Dear Haiku,
Do you remember how I used to write you everyday like this? Great old times, is it not? Lately, I have enjoyed getting back to me... but at the same time it is very bittersweet. You can't simply go back and have things be as they used to. You can't expect other people not to change and to grow while you grow and change. I see that now. I feel.... a lot of what tender and deep friendships I have with people are slowly slipping away.
Out of my grasp, and into yesteryear. They are no longer the little school children I used to exchange trading cards and drawings with. Or the gamers who would spend countless hours playing videogames with. No no.... They are mothers, husbands, wives, lovers, fathers now. These are all such beautiful things, I just wish I could be apart of that and know them now as they are. I bet they are such fascinating people! Living their most beautiful dream.

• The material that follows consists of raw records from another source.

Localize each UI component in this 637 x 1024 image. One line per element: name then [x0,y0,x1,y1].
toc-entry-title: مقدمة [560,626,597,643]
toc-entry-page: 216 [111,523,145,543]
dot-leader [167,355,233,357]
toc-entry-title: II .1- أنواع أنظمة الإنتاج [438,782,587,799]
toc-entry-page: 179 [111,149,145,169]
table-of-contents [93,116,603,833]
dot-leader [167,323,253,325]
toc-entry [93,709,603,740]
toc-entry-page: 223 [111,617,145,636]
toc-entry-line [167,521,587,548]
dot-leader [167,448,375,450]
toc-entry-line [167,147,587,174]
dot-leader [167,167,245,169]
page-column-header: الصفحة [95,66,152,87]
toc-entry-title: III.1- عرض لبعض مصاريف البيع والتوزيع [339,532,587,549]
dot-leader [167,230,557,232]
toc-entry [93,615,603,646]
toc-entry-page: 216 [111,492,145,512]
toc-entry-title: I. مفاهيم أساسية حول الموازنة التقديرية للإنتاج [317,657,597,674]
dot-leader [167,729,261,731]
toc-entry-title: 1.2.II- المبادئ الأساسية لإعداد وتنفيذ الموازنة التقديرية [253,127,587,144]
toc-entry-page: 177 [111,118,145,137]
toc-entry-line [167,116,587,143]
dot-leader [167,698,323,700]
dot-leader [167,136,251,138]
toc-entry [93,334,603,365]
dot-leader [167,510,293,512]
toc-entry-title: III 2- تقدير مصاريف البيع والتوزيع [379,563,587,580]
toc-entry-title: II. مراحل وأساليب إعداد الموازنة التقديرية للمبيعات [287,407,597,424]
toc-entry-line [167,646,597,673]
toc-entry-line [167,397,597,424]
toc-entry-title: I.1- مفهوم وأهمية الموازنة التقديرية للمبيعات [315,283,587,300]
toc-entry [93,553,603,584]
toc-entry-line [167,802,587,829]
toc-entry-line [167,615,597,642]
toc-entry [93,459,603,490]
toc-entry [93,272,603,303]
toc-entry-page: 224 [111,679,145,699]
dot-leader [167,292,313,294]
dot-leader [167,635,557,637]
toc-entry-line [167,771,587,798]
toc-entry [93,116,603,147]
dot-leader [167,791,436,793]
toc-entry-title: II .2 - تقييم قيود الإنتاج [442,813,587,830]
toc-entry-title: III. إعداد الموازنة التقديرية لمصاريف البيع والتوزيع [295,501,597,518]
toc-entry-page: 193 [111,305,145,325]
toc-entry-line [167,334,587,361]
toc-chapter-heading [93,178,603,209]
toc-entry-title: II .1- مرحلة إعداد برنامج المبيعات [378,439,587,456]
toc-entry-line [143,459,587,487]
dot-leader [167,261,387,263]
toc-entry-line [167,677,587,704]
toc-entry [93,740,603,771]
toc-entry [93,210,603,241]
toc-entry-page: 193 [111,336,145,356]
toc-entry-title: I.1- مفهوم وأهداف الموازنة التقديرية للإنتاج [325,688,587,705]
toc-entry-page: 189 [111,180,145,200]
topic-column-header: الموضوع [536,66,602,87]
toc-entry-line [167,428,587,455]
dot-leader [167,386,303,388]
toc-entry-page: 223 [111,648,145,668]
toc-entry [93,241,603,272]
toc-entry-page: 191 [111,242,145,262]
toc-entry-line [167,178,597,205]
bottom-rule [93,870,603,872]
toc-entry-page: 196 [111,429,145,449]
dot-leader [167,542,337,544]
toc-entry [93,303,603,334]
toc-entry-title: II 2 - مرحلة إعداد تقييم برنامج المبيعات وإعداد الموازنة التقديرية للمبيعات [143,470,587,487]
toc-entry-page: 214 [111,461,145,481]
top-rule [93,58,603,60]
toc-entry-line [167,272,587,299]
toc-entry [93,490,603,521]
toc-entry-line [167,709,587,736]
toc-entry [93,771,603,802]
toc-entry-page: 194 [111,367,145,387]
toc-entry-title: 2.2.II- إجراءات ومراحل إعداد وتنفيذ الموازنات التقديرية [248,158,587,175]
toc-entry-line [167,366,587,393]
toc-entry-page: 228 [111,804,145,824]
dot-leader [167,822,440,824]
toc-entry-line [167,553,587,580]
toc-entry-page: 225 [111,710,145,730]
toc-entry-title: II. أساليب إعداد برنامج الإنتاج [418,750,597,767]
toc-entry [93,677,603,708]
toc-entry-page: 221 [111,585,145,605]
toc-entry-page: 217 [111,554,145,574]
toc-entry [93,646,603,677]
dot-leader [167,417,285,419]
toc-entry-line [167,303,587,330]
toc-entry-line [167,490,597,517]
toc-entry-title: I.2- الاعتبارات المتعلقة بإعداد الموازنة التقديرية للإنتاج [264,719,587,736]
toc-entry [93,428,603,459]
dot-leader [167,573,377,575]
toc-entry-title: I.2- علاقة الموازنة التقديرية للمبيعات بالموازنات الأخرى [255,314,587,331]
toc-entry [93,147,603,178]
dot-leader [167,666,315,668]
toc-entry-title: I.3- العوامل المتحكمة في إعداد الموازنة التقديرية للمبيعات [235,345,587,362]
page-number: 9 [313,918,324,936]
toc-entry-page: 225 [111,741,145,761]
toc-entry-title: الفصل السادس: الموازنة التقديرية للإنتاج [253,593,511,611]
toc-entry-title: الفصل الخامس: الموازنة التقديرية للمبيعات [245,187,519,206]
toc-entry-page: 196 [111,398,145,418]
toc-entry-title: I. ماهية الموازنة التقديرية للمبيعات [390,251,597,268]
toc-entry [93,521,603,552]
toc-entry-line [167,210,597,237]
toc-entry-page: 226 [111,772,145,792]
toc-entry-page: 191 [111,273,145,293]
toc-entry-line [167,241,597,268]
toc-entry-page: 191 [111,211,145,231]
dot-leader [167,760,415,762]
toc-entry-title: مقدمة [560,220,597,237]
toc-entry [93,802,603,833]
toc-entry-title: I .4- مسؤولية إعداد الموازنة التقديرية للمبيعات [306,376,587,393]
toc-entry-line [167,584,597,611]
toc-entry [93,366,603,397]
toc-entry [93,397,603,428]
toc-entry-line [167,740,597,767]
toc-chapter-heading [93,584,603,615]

I guess I am a sentimental dreamer.... wishing I could always keep them as my most cherished friends and confidants... but things change... people change... ideals are forever changing... and so have I. I too have changed. Still.. there is a space inside of my heart that aches for our happy times....the laughter, the tears, even sometimes the playful banter. I miss their warmth, and their love. But all things come to an end, don't they?
Someone once told me.. that people are put in your life for a reason, some for a season, and then there are those for a lifetime. The Reason: To teach you something. Or to help you through an issue. Once the lesson has been taught, the relationship no longer lasts... or once you've been helped with the issue.....you both will part ways.... you never know how... but it does. It's nobody's fault... they just served their purpose. The Season: This relationship lasts longer than a full moon phase.. and carries over for a very long time... you share all kinds of wonderful and amazing experiences.... but then...you go your separate ways. It doesn't have to be traumatic... just gradually... you lose touch. They were there for you to share in that moment.... and that moment has passed. The Lifetime: The relationships that are meant to last a lifetime... are the ones you hold onto and NEVER let go. These people have been with you through thick and thin... no matter how old the friendship, it gets better with age like a fine wine. You two are deeply connected.. you feel the sense of oneness even if you both live far away.... no matter what happens... that person always finds a way to get back to you... and they are there for you..come what may. A friendship like that.. is very hard to find.. and when you do.. don't mess it up!!!
There are lifetime friendships I wish I had held onto... but I didn't realize what I had until it was already gone. Back then I didn't know how to feel or how to love and I didn't know how to even truly love myself. If ever I could meet these people once again... I would tell them how sorry I am... and I would hope they could forgive me for being so blind to what I had....I would love to tell them, how much they mean to me...how much I love them, and how I am so thankful and blessed to have ever known such angels. I would hug them ever so tight and even after the embrace... that love I feel... I would hold onto for dear life.
My sincerest wish... is that they are happy wherever they may be... whoever they are... whoever they're with or not with. I pray they are healthy and hopeful...swallowing more sugar than sorrow. I wish them luck.. and lots of love. I shall miss them all so very much. I thank them for the beautiful memories. Apart of loving someone is letting them go, right? So now... it's my time to let them go.For the person or persons who read my journal... I ask you... what do you gain from reading Haiku? Can the lessons I've learned help you to make wiser decisions? Is this all entertainment for you? Really understand what I am writing.. understand the tender sincerity of my message. Be kind to the ones who are kind to you. Don't abuse their kindness and their trust. Once it's gone.. it's gone. Trust is like a piece of china. Once it's broken, you may be able to piece it back together.. but it will never truly be the same. If there is someone you love...be it romantic or otherwise.. let them know. Show them. Don't stop showing them. That lifetime friend.. comes around only in one lifetime...Be good to them. And if it isn't meant to be so... love them enough to let them go. Well Haiku, I've still got you! You my friend... are a friend for a lifetime.